Similarly unimaginative sexual enthusiasm can be found in the writings of aristocratic women, who were free of most of the constraints that bound their poorer sisters, and in descriptions of London’s “molly” houses, gathering places for the gay men celebrated in the Earl of Rochester’s 1684 play Sodom, or The Quintessence of Buggery. The lesbian record is far more obscure, illuminated
only by the diaries of Anne Lister, a lusty English country gentlewoman of the early 19th century. “Fred,” as one of her lovers called her, had no difficulty in finding willing partners within her Jane Austen-like social milieu.
So when the lid came off in the later 19th century, in what Shorter calls “the great breakout,” the seeds of modern sexuality burst into exuberant life. Improved health care, early condoms and—crucially—more privacy ushered in Lady Chatterley’s age of the body. Sensations and erogenous zones unmentioned since Ovid appeared in erotica and private writings: nipples, thighs and deep kissing, (we still called it French kissing, a hangover from the 19th century, when Victorian society viewed it as a risqué alien import). And something new under the sun arose— leather, a fabric of no particular importance to the Ancient World, acquired a fetish power that remains undimmed. Heterosexual erotica even developed a daring anal touch, just as the previous homosexual focus on anal sex was giving way to an oral fixation.

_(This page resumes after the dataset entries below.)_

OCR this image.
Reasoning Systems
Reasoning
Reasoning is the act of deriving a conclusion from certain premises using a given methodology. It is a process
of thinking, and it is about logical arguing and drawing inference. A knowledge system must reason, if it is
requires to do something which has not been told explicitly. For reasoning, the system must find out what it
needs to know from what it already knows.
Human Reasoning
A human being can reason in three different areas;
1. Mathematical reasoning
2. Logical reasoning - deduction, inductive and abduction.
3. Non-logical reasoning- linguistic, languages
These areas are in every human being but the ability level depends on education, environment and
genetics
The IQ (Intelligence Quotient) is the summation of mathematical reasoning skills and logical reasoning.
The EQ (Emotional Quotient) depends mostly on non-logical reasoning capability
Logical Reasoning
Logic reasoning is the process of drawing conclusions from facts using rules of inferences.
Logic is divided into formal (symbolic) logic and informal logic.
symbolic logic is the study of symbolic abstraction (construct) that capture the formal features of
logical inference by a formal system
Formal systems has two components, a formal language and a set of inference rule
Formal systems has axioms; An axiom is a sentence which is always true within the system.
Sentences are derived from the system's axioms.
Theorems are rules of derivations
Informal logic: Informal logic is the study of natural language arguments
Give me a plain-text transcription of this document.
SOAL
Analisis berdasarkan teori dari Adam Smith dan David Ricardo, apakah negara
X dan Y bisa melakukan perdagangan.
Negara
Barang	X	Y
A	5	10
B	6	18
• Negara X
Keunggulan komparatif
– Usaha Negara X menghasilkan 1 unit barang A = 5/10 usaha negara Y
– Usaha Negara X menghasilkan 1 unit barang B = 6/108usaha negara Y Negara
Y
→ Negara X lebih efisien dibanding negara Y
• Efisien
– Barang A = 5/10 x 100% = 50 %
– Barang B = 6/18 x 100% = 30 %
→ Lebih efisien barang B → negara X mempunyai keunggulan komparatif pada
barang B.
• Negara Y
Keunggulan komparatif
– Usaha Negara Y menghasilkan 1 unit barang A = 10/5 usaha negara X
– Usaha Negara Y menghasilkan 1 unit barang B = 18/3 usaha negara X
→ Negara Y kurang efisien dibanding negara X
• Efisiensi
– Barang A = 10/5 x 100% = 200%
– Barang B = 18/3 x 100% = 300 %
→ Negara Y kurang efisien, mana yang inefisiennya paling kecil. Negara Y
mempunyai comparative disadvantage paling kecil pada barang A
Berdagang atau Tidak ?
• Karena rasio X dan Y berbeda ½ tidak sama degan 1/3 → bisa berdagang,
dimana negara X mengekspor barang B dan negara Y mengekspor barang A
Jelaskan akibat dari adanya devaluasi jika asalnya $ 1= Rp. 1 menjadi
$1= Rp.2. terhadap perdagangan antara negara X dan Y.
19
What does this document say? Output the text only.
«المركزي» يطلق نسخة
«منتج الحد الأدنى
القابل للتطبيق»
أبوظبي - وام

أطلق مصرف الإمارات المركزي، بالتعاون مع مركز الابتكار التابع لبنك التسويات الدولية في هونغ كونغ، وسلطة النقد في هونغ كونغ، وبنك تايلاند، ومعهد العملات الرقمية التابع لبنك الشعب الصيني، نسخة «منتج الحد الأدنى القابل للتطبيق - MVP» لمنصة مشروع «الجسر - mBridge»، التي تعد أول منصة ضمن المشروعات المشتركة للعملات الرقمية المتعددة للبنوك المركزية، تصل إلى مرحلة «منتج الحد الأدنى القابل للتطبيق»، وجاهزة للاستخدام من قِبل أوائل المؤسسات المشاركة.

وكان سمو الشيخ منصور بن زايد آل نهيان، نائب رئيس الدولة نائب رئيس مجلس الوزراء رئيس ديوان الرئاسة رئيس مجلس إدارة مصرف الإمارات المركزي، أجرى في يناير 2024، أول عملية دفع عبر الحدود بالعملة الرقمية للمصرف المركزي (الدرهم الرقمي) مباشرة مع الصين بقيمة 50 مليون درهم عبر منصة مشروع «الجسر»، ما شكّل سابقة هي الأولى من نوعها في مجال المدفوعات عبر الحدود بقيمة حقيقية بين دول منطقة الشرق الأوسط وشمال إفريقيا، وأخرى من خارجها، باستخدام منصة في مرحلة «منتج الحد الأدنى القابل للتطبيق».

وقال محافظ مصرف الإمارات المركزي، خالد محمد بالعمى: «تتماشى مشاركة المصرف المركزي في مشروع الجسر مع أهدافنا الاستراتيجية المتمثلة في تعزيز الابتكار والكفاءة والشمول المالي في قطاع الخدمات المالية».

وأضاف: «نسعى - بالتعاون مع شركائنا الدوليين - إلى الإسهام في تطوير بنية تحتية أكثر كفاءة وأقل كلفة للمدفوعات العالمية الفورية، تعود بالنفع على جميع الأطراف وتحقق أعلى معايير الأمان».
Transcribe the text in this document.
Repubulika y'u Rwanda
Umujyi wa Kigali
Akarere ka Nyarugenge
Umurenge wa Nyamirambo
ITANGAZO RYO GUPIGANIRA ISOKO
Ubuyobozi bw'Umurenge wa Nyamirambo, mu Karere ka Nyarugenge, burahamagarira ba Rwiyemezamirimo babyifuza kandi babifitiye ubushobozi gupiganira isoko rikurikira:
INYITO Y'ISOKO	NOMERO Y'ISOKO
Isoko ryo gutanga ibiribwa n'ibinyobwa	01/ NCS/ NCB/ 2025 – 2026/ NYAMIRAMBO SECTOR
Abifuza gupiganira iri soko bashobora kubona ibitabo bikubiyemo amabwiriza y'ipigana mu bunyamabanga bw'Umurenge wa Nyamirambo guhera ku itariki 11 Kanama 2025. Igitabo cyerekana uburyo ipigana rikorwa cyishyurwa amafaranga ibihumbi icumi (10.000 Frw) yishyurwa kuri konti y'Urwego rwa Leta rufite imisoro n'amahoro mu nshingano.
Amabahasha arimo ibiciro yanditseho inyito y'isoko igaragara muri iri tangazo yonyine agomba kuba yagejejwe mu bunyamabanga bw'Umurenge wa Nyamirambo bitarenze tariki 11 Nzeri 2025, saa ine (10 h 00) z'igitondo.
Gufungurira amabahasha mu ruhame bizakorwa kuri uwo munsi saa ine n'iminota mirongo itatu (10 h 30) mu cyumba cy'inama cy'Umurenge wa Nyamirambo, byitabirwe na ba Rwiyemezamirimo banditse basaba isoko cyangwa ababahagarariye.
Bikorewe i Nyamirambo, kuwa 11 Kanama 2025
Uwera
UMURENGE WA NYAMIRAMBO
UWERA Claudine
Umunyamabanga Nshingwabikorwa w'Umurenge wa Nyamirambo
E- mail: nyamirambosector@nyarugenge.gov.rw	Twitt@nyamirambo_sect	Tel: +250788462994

The ever-growing interest of both male orientations in fellatio can be traced through porn movies—in the 1920s, a third of stag films had oral sex; by the ’60s and ’70s heyday of Deep Throat, that number stood at twothirds; now it’s virtually 100 per cent.
So what does the future hold, when there doesn’t seem to be a nerve ending left to explore and suburban housewives hold bondage gear parties? Further pharmacological adventures in the Viagra age, Shorter predicts, new drugs that will operate directly upon the brain’s pleasure centres. And further, as yet unquantifiable, harm to social values. Shorter cites surveys showing the most sexually active people tend also to be the most suspicious of others, and that community involvement in everything from bowling leagues to political parties has been steadily dropping. Our brains may be driving us toward our individual pleasures, but there’s no telling where we will all collectively end up.